On 9 July 2024, Gambhir was appointed as the head coach of the Indian national cricket team, succeeding Rahul Dravid. His first major assignment as head coach was the 2025 ICC Champions Trophy, where India emerged victorious, winning the trophy for the third time.

Later in the year, he guided India to the 2025 Asia Cup, defeating Pakistan in the final to secure another major title. He then guided india to the 2026 ICC Men's T20 World Cup victory becoming the first Indian coach to win two ICC trophies. His tenure has been marked by the adoption of a more aggressive, high-risk style of play in limited-overs formats, which has drawn both praise and criticism from analysts and former players.

During his tenure as the head coach, the Indian team lost their first Test series in 2024 since 2012, when New Zealand whitewashed India. A year later, in November 2025, India faced another Test series defeat at home by South Africa.Under his tenure, the performance of the team dipped significantly in tests. India under Gambhir only won two test series till July 2026, both coming against the low profile teams of Bangladesh and West Indies. His only significant achievement in the test format till now is the series draw against England away from home.He remains the only Indian coach to have lost two test series at home and has an uncharacteristic less than 50 percent win percentage in the format.

==Gautam Gambhir Foundation==
The Gambhir Foundation is the philanthropic initiative of Gautam Gambhir. It was started in 2014 and is based out of Delhi. He set up community kitchens in 2017 through the Foundation in Patel Nagar, Delhi, in a bid to make sure no one slept hungry in the city. The key project of the Foundation is to reach out to as many children of paramilitary martyrs as possible and empower them by supporting their entire educational needs.
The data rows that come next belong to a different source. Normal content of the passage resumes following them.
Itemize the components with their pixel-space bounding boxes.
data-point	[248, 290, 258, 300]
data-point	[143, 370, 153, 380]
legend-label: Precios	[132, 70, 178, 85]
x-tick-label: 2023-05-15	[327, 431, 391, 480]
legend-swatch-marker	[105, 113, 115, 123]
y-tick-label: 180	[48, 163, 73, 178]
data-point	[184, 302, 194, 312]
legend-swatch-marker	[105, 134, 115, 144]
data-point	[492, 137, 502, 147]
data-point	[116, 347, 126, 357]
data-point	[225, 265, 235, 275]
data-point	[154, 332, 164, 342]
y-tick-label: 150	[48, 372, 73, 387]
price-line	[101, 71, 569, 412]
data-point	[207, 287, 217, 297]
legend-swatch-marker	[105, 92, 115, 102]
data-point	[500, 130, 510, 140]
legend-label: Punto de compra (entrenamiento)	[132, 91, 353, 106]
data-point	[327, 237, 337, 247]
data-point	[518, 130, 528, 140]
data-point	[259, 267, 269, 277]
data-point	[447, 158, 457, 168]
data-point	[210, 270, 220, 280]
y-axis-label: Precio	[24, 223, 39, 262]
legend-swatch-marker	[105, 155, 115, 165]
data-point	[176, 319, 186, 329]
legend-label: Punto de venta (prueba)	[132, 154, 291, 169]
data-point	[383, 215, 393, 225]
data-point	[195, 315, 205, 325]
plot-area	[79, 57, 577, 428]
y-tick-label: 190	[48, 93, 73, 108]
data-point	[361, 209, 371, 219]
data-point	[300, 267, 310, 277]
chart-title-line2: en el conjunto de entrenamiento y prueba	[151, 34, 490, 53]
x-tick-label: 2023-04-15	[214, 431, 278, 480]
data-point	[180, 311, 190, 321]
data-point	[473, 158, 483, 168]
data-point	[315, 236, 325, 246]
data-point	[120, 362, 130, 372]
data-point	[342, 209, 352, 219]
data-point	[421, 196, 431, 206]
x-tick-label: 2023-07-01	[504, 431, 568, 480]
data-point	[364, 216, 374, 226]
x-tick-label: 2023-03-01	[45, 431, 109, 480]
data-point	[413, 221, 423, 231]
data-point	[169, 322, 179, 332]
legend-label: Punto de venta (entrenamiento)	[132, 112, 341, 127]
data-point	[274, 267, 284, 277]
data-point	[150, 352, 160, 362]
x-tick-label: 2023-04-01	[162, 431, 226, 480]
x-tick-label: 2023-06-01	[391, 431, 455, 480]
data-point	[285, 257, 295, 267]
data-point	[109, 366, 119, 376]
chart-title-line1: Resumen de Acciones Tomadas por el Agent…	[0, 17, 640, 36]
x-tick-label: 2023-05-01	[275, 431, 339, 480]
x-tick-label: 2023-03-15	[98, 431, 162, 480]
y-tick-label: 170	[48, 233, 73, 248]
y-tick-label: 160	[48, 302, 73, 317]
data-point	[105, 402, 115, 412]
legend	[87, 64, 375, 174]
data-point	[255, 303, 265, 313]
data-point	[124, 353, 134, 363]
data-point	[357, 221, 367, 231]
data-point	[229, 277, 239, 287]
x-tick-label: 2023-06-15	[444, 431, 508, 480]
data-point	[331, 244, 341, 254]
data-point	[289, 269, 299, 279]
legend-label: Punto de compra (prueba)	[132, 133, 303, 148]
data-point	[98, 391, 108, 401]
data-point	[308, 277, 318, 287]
Apart from this, the GGF works with adolescent girls from underprivileged homes in generating awareness on nutrition, health and hygiene, and an effort to make Delhi green by planting trees the city to fight air pollution in the city. In 2020, he announced a scheme to provide free meals to the needy in his constituency. The scheme, called "Gambhir ki Rasoi," aims to provide hot meals to people who are facing financial difficulties due to the COVID-19 pandemic.

==Political career==
On 22 March 2019, he joined the Bharatiya Janata Party (BJP) in the presence of Union ministers Arun Jaitley and Ravi Shankar Prasad. He was the party's candidate from East Delhi in the 2019 Indian general election. After his opponent Atishi Marlena challenged him to a debate, Gambhir declined her challenge, saying he doesn't believe in "dharna and debates." Gautam won the elections by 695,109 votes against Atishi Marlena and Arvinder Singh Lovely.

Gambhir visited the Ghazipur landfill many times and has taken initiatives regarding it. Gambhir also installed air purifiers in his constituency. Gambhir donated his two years salary as MP during COVID-19 pandemic. Gambhir through his foundation started COVID-19 vaccination camps in his constituency. In Gambhir's constituency Delhi BJP performed well in 2020 Delhi legislative elections and 2022 Delhi MCD elections.
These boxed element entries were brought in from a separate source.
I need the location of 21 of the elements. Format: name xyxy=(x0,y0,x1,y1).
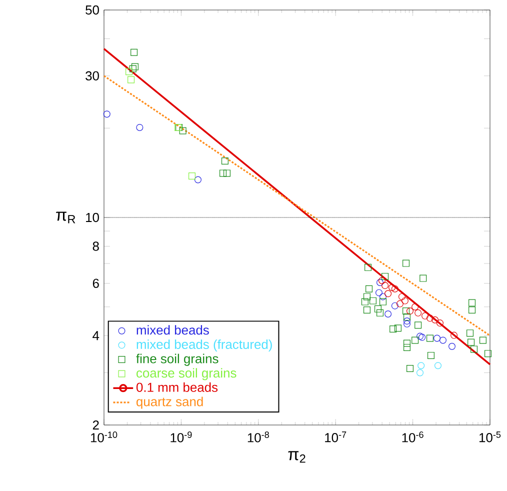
y-tick-label: 50 xyxy=(86,5,99,15)
legend-label: 0.1 mm beads xyxy=(136,382,218,392)
y-tick-label: 4 xyxy=(92,331,100,340)
y-tick-label: 10 xyxy=(86,212,99,222)
y-tick-label: 2 xyxy=(92,420,99,430)
x-tick-label: 10$^{-6}$ xyxy=(402,432,424,442)
x-tick-label: 10$^{-8}$ xyxy=(248,432,269,442)
y-tick-label: 8 xyxy=(92,242,99,251)
legend-label: mixed beads xyxy=(136,325,209,335)
y-axis-title: π$_{R}$ xyxy=(56,212,76,224)
x-tick-label: 10$^{-10}$ xyxy=(90,432,118,442)
legend-label: fine soil grains xyxy=(136,354,218,366)
x-tick-label: 10$^{-9}$ xyxy=(170,432,192,442)
legend-label: coarse soil grains xyxy=(136,368,236,380)
legend-label: quartz sand xyxy=(136,396,203,409)
x-tick-label: 10$^{-5}$ xyxy=(479,432,501,442)
x-tick-label: 10$^{-7}$ xyxy=(325,432,346,442)
legend-label: mixed beads (fractured) xyxy=(136,339,272,352)
x-axis-title: π$_{2}$ xyxy=(288,451,306,463)
y-tick-label: 6 xyxy=(92,278,99,288)
y-tick-label: 30 xyxy=(86,71,99,80)
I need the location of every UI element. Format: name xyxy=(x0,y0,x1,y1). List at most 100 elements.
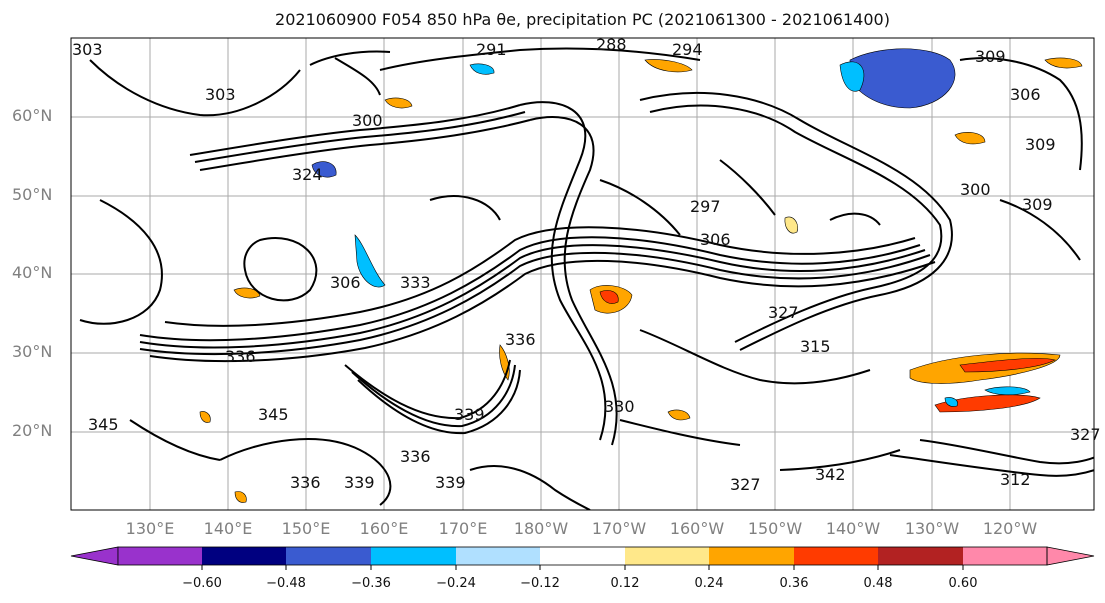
lon-label: 160°E xyxy=(359,519,409,538)
colorbar-segment xyxy=(794,547,878,565)
colorbar-extend-high xyxy=(1046,546,1095,566)
colorbar-tick-label: 0.48 xyxy=(863,576,893,591)
colorbar-segment xyxy=(709,547,794,565)
colorbar-extend-low xyxy=(70,546,119,566)
colorbar-segment xyxy=(202,547,286,565)
contour-label: 312 xyxy=(1000,470,1031,489)
contour-label: 288 xyxy=(596,35,627,54)
colorbar-tick-label: −0.60 xyxy=(182,576,222,591)
contour-label: 339 xyxy=(344,473,375,492)
contour-label: 291 xyxy=(476,40,507,59)
contour-label: 303 xyxy=(72,40,103,59)
precip-blob-20 xyxy=(944,397,958,407)
contour-label: 315 xyxy=(800,337,831,356)
lon-label: 130°W xyxy=(904,519,960,538)
lon-label: 170°W xyxy=(591,519,647,538)
contour-label: 339 xyxy=(454,405,485,424)
contour-label: 336 xyxy=(225,347,256,366)
contour-label: 306 xyxy=(700,230,731,249)
contour-label: 309 xyxy=(1025,135,1056,154)
contour-label: 345 xyxy=(258,405,289,424)
colorbar-segment xyxy=(540,547,625,565)
colorbar-tick-label: −0.24 xyxy=(436,576,476,591)
lat-label: 40°N xyxy=(12,263,53,282)
precip-blob-19 xyxy=(234,491,247,503)
lon-label: 150°E xyxy=(281,519,331,538)
contour-label: 339 xyxy=(435,473,466,492)
contour-label: 306 xyxy=(330,273,361,292)
colorbar-tick-label: 0.60 xyxy=(948,576,978,591)
precip-blob-8 xyxy=(311,161,337,178)
contour-label: 309 xyxy=(975,47,1006,66)
lat-label: 20°N xyxy=(12,421,53,440)
precip-blob-alaska-outer xyxy=(839,61,865,92)
precip-blob-9 xyxy=(233,287,261,299)
colorbar-tick-label: −0.48 xyxy=(266,576,306,591)
precip-blob-17 xyxy=(1044,57,1083,69)
precip-blob-alaska xyxy=(849,48,956,109)
lon-label: 170°E xyxy=(438,519,488,538)
precip-blob-13 xyxy=(954,132,986,145)
colorbar-tick-label: 0.24 xyxy=(694,576,724,591)
contour-label: 306 xyxy=(1010,85,1041,104)
map-title: 2021060900 F054 850 hPa θe, precipitatio… xyxy=(275,10,890,29)
precip-blob-12 xyxy=(384,97,413,109)
plot-frame xyxy=(70,37,1095,511)
colorbar-segment xyxy=(963,547,1047,565)
gridlines xyxy=(71,38,1094,510)
precip-blob-5 xyxy=(934,394,1041,413)
precip-blob-7 xyxy=(354,234,386,288)
contour-label: 294 xyxy=(672,40,703,59)
contour-label: 342 xyxy=(815,465,846,484)
lon-label: 140°E xyxy=(203,519,253,538)
contour-label: 327 xyxy=(1070,425,1101,444)
lon-label: 130°E xyxy=(125,519,175,538)
colorbar-segment xyxy=(878,547,963,565)
colorbar-segment xyxy=(371,547,456,565)
lon-label: 180°W xyxy=(513,519,569,538)
colorbar-tick-label: 0.12 xyxy=(610,576,640,591)
contour-label: 336 xyxy=(290,473,321,492)
contour-label: 345 xyxy=(88,415,119,434)
contour-label: 327 xyxy=(768,303,799,322)
precip-blob-6 xyxy=(984,386,1031,396)
contour-label: 300 xyxy=(352,111,383,130)
colorbar-segment xyxy=(625,547,709,565)
contour-label: 327 xyxy=(730,475,761,494)
colorbar-tick-label: −0.12 xyxy=(520,576,560,591)
contour-label: 309 xyxy=(1022,195,1053,214)
lon-label: 120°W xyxy=(982,519,1038,538)
lon-label: 140°W xyxy=(825,519,881,538)
colorbar-tick-label: −0.36 xyxy=(351,576,391,591)
colorbar xyxy=(70,546,1095,570)
map-plot-area xyxy=(71,38,1094,510)
contour-label: 297 xyxy=(690,197,721,216)
precip-blob-15 xyxy=(667,409,691,421)
lon-label: 160°W xyxy=(669,519,725,538)
colorbar-tick-label: 0.36 xyxy=(779,576,809,591)
contour-label: 336 xyxy=(400,447,431,466)
contour-label: 336 xyxy=(505,330,536,349)
contour-label: 303 xyxy=(205,85,236,104)
contour-label: 330 xyxy=(604,397,635,416)
precip-shading xyxy=(199,48,1083,503)
contour-labels: 303 291 288 294 309 306 303 300 324 309 … xyxy=(72,35,1101,494)
colorbar-segment xyxy=(286,547,371,565)
precip-blob-2 xyxy=(599,290,619,304)
lat-label: 50°N xyxy=(12,185,53,204)
lon-label: 150°W xyxy=(747,519,803,538)
contour-label: 300 xyxy=(960,180,991,199)
precip-blob-16 xyxy=(469,63,495,75)
contour-label: 333 xyxy=(400,273,431,292)
precip-blob-4 xyxy=(959,358,1056,373)
colorbar-segment xyxy=(118,547,202,565)
colorbar-segment xyxy=(456,547,540,565)
precip-blob-14 xyxy=(784,216,798,234)
lat-label: 30°N xyxy=(12,342,53,361)
theta-e-contours xyxy=(79,47,1094,510)
precip-blob-11 xyxy=(644,59,693,73)
lat-label: 60°N xyxy=(12,106,53,125)
precip-blob-18 xyxy=(199,411,211,423)
contour-label: 324 xyxy=(292,165,323,184)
On 2 March 2024, he announced that he has requested BJP National President JP Nadda to relieve him of political duties as he wants to focus on cricket commitments.

==Other work==
Gambhir has started work at his constituency of East Delhi, installing CCTV cameras to tackle the issue of women's safety which has plagued Delhi in recent times. He is also the Brand Ambassador for Pinnacle Industries' Pinnacle Specialty Vehicles.